December 16 '15

Deep-learning algorithm predicts photos’ memorability at “near-human” levels

For each image, the MemNet algorithm creates a heat map identifying its most memorable and forgettable regions. The image can then be subtly tweaked to increase or decrease its memorability score.

Researchers from MIT’s Computer Science and Artificial Intelligence Laboratory (CSAIL) have created an algorithm that can predict how memorable or forgettable an image is almost as accurately as humans — and they plan to turn it into an app that subtly tweaks photos to make them more memorable.

For each photo, the “MemNet” algorithm — which you can try out online by uploading your own photos — also creates a heat map that identifies exactly which parts of the image are most memorable.

“Understanding memorability can help us make systems to capture the most important information, or, conversely, to store information that humans will most likely forget,” says CSAIL graduate student Aditya Khosla, who was lead author on a related paper. “It’s like having an instant focus group that tells you how likely it is that someone will remember a visual message.”

Team members picture a variety of potential applications, from improving the content of ads and social media posts, to developing more effective teaching resources, to creating your own personal “health-assistant” device to help you remember things.

Part of the project the team has also published the world’s largest image-memorability dataset, LaMem. With 60,000 images, each annotated with detailed metadata about qualities such as popularity and emotional impact, LaMem is the team’s effort to spur further research on what they say has often been an under-studied topic in computer vision.

The paper was co-written by CSAIL graduate student Akhil Raju, Professor Antonio Torralba, and principal research scientist Aude Oliva, who serves as senior investigator of the work. Khosla will present the paper in Chile this week at the International Conference on Computer Vision.

How it works
The team previously developed a similar algorithm for facial memorability. What’s notable about the new one, besides the fact that it can now perform at near-human levels, is that it uses techniques from “deep-learning,” a field of artificial intelligence that use systems called “neural networks” to teach computers to sift through massive amounts of data to find patterns all on their own.

Such techniques are what drive Apple’s Siri, Google’s auto-complete, and Facebook’s photo-tagging, and what have spurred these tech giants to spend hundreds of millions of dollars on deep-learning startups.

“While deep-learning has propelled much progress in object recognition and scene understanding, predicting human memory has often been viewed as a higher-level cognitive process that computer scientists will never be able to tackle,” Oliva says. “Well, we can, and we did!”

Neural networks work to correlate data without any human guidance on what the underlying causes or correlations might be. They are organized in layers of processing units that each perform random computations on the data in succession. As the network receives more data, it readjusts to produce more accurate predictions.
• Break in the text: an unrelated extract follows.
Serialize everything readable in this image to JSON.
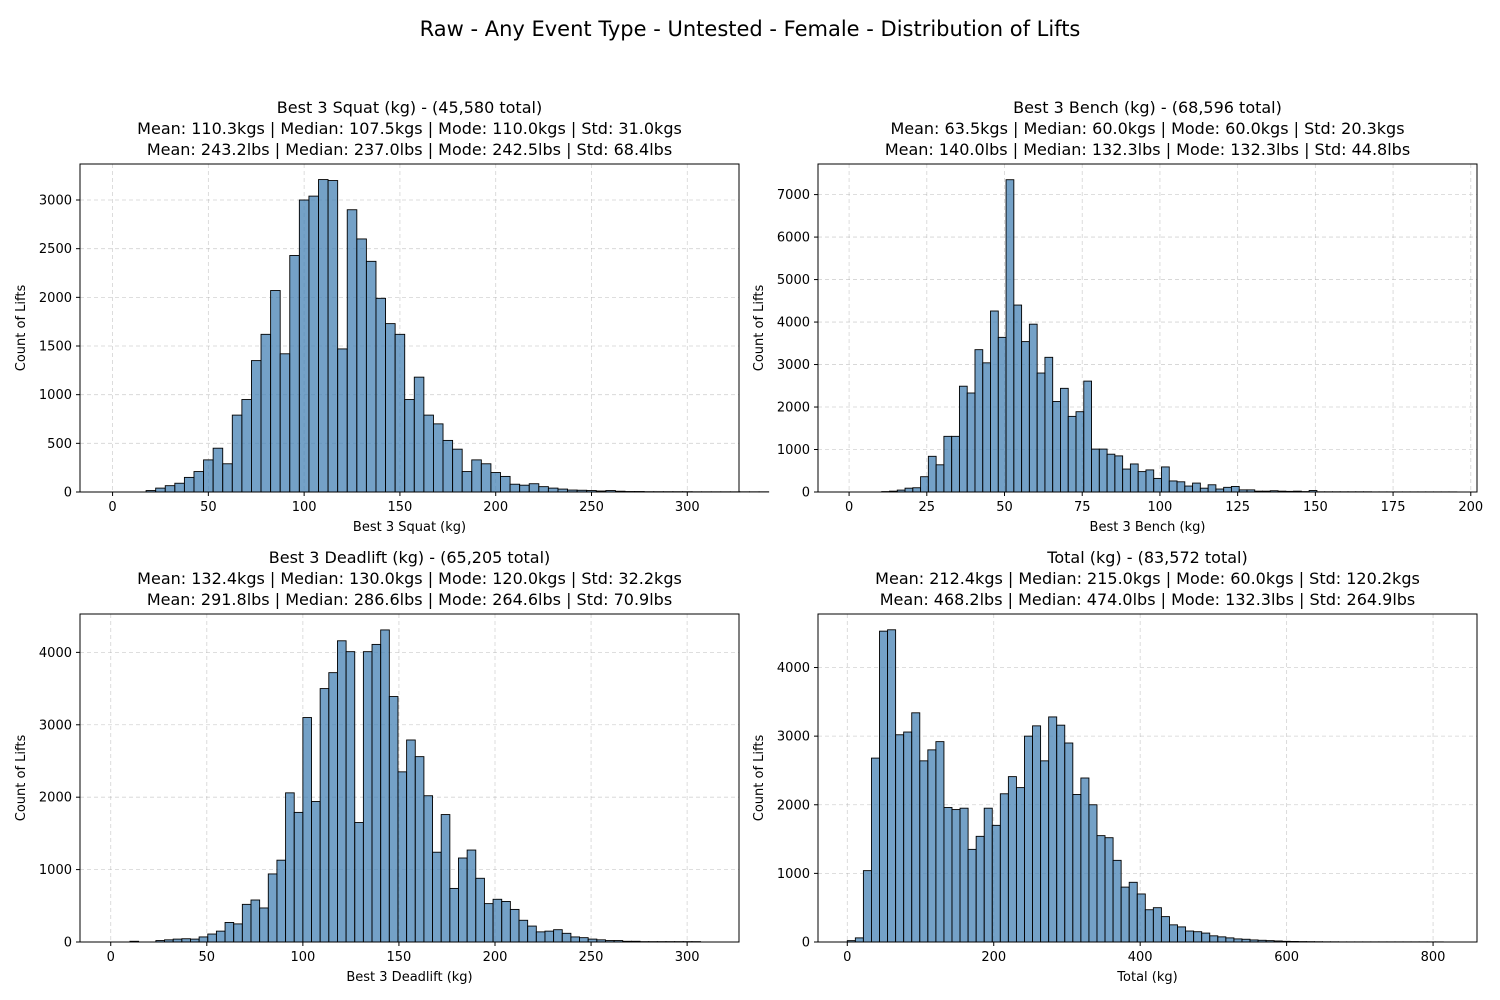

The team fed its algorithm tens of thousands of images from several different datasets, including LaMem and the scene-oriented SUN and Places (all of which were developed at CSAIL). The images had each received a “memorability score” based on the ability of human subjects to remember them in online experiments.

The team then pitted its algorithm against human subjects by having the model predicting how memorable a group of people would find a new never-before-seen image. It performed 30 percent better than existing algorithms and was within a few percentage points of the average human performance.

For each image, the algorithm produces a heat map showing which parts of the image are most memorable. By emphasizing different regions, they can potentially increase the image’s memorability.

“CSAIL researchers have done such manipulations with faces, but I’m impressed that they have been able to extend it to generic images,” says Alexei Efros, an associate professor of computer science at the University of California at Berkeley. “While you can somewhat easily change the appearance of a face by, say, making it more ‘smiley,’ it is significantly harder to generalize about all image types.”

Looking ahead
The research also unexpectedly shed light on the nature of human memory. Khosla says he had wondered whether human subjects would remember everything if they were shown only the most memorable images.

“You might expect that people will acclimate and forget as many things as they did before, but our research suggests otherwise,” he says. “This means that we could potentially improve people’s memory if we present them with memorable images.”

The team next plans to try to update the system to be able to predict the memory of a specific person, as well as to better tailor it for individual “expert industries” such as retail clothing and logo design.

“This sort of research gives us a better understanding of the visual information that people pay attention to,” Efros says. “For marketers, movie-makers and other content creators, being able to model your mental state as you look at something is an exciting new direction to explore.”

The work is supported by grants from the National Science Foundation, as well as the McGovern Institute Neurotechnology Program, the MIT Big Data Initiative at CSAIL, research awards from Google and Xerox, and a hardware donation from Nvidia.